Build individual and community capacity:
- Articulate and advocate for the needs of individuals and populations in the community.
- Address/educate community members regarding identified community health needs.
- Coach individuals regarding advocacy on behalf of themselves and their community.
- Help build individual and community relationships.
- When possible, mentor other CHWs to help them benefit from prior experience and build capacity and expertise more efficiently.
- Identify continuing professional development needs and ways to fulfill them.
- Identify, articulate, and help resolve, to the fullest extent possible, systemic problems inhibiting access to care.
- Respecting HIPAA guidelines, report to supervisors, service providers, and/or community partners the plans, activities, and progress.
- Document all work in a timely manner through the established administrative processes for both the individual clinical practice and the funding agency.
- Provide social and emotional support to those being served.
- Gather data from individuals and the community that can be used to inform decision-makers about population health needs and possible ways to address those needs.
 According to 20 USCS § 7801(6), the term “community-based organization” means “a public or private nonprofit organization of demonstrated effectiveness that (A) is representative of a community or significant segments of a community; and (B) provides educational or related services to individuals in the community.
South Carolina Community Health Worker Association
The South Carolina Community Health Worker Association (SCCHWA) was founded in December 2014 in response to Community Health Workers (CHWs) voicing their need to be better trained, better supported, and better heard. In 2017 SCCHWA became a 501(c)(3) nonprofit membership-driven organization with a mission to support the CHWs workforce across South Carolina as they work to promote health equity and social justice.
Align CHW training in South Carolina with nationally established core competencies, including standardizing the experiential learning component of CHW curriculum.
Promote uniform standards and requirements for the training, certification, and continuing education of CHWs and CHW Instructors in South Carolina.
Educate those working in the health and social service sectors about the role, scope of services, evidence of success, and best practices related to CHWs.
Develop and enhance opportunities for building the CHW workforce and its capacity to succeed.
The African American Rural Women In COVID Project
In a collaborative partnership with the CDC, the University of South Carolina School of Public Health through research activities hopes to understand the impact of COVID-19 of African American Women in rural counties across South Carolina.

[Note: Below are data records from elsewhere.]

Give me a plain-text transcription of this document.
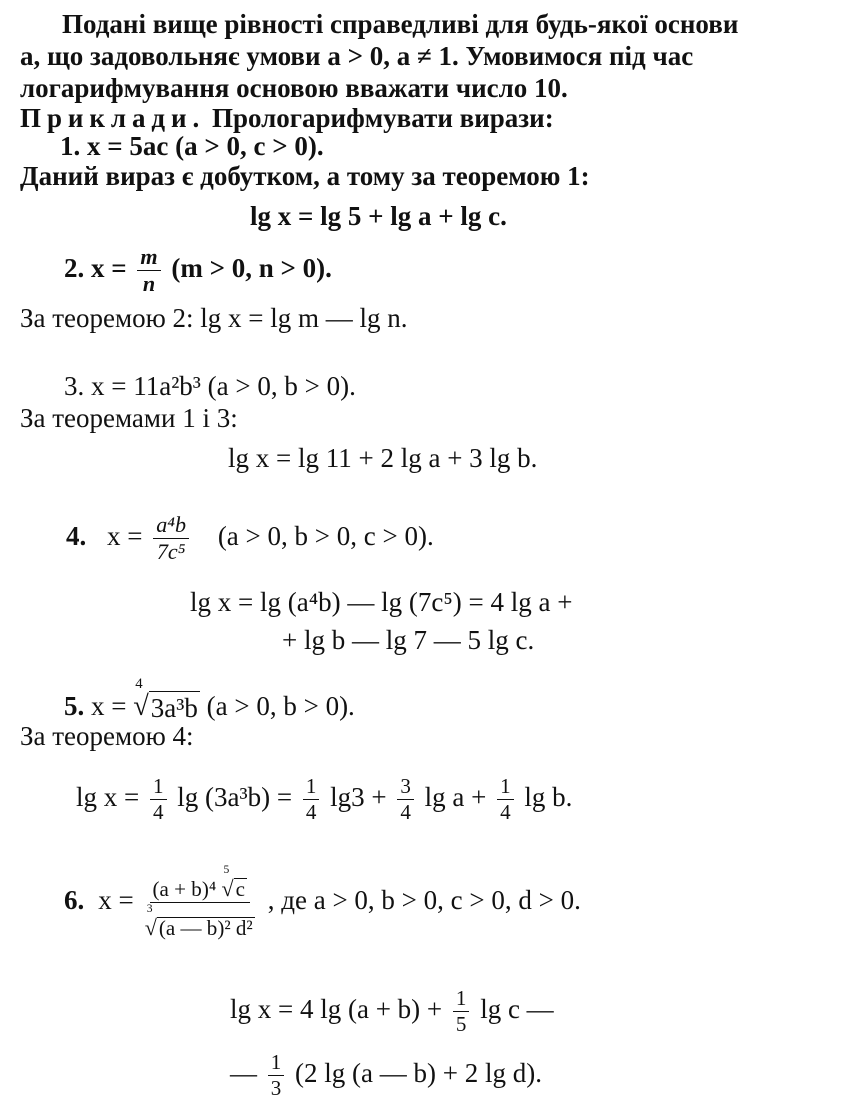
Подані вище рівності справедливі для будь-якої основи
a, що задовольняє умови a > 0, a ≠ 1. Умовимося під час
логарифмування основою вважати число 10.
Приклади. Прологарифмувати вирази:
1. x = 5ac (a > 0, c > 0).
Даний вираз є добутком, а тому за теоремою 1:
lg x = lg 5 + lg a + lg c.
2. $x = \frac{m}{n} (m > 0$, n > 0).
За теоремою 2: lg x = lg m — lg n.
3. x = 11a²b³ (a > 0, b > 0).
За теоремами 1 і 3:
lg x = lg 11 + 2 lg a + 3 lg b.
4. $x = \frac{\text{a⁴b}}{\text{7c⁵}} (a > 0$, b > 0, c > 0).
lg x = lg (a⁴b) — lg (7c⁵) = 4 lg a +
+ lg b — lg 7 — 5 lg c.
5. x =
4
√ 3a³b (a > 0, b > 0).
За теоремою 4:
$\lg x = \frac{1}{4}$ $\lg (3a^3b) = \frac{1}{4} \lg 3 + \frac{3}{4}$ $\lg a + \frac{1}{4}$ lg b.
6. x = (a + b)⁴
5
√ c
3
√ (a — b)² d² , де a > 0, b > 0, c > 0, d > 0.
lg x = 4 $\lg (a + b) + \frac{1}{5}$ lg c —
— $\frac{1}{3} (2$ lg (a — b) + 2 lg d).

U of SC Researchers are partnering with SCCHWA to gather information through CHW Community Engaged Researchers (CERs). These are CHWs who have been trained and equipped with community engaged research skills concerning how to appropriately conduct surveys, use of data collection tools and the proper adherence to protocols regarding confidentiality, informed consent, and non-bias research practices with community members, as well as in-depth interviews with community leaders to identify multilevel barriers and facilitators their resilience through mixed methodology.

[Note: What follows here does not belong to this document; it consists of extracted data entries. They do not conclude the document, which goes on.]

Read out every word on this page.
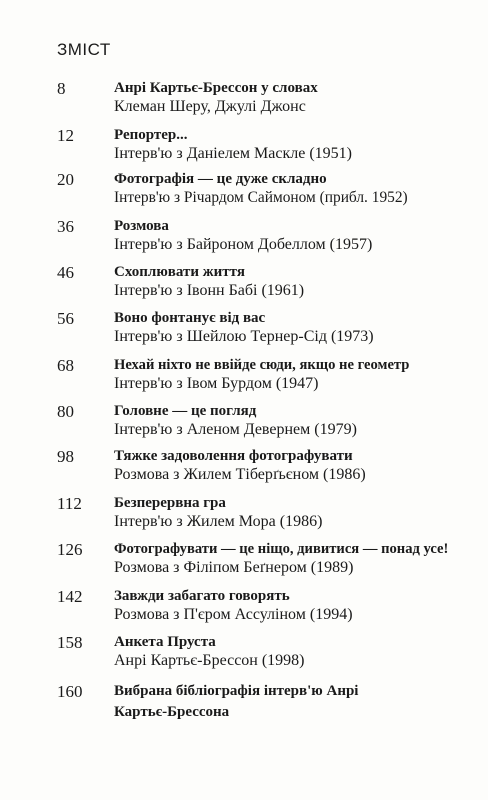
ЗМІСТ
8	Анрі Картьє-Брессон у словах
Клеман Шеру, Джулі Джонс
12	Репортер...
Інтерв'ю з Даніелем Маскле (1951)
20	Фотографія — це дуже складно
Інтерв'ю з Річардом Саймоном (прибл. 1952)
36	Розмова
Інтерв'ю з Байроном Добеллом (1957)
46	Схоплювати життя
Інтерв'ю з Івонн Бабі (1961)
56	Воно фонтанує від вас
Інтерв'ю з Шейлою Тернер-Сід (1973)
68	Нехай ніхто не ввійде сюди, якщо не геометр
Інтерв'ю з Івом Бурдом (1947)
80	Головне — це погляд
Інтерв'ю з Аленом Девернем (1979)
98	Тяжке задоволення фотографувати
Розмова з Жилем Тіберґьєном (1986)
112 Безперервна гра
Інтерв'ю з Жилем Мора (1986)
126 Фотографувати — це ніщо, дивитися — понад усе!
Розмова з Філіпом Беґнером (1989)
142 Завжди забагато говорять
Розмова з П'єром Ассуліном (1994)
158 Анкета Пруста
Анрі Картьє-Брессон (1998)
160 Вибрана бібліографія інтерв'ю Анрі
Картьє-Брессона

CHW CERs are actively engaged in their respective communities documenting authentic responses of rural women of color concerning resilience, lived experiences, barriers to resources for mental and physical healthcare through individual interviews.
Likewise, CERs will utilize their collective responses for the purpose of developing and reporting on public health practice including strategies to improve health system’s emergency preparedness and response through the multilevel lens of resilience.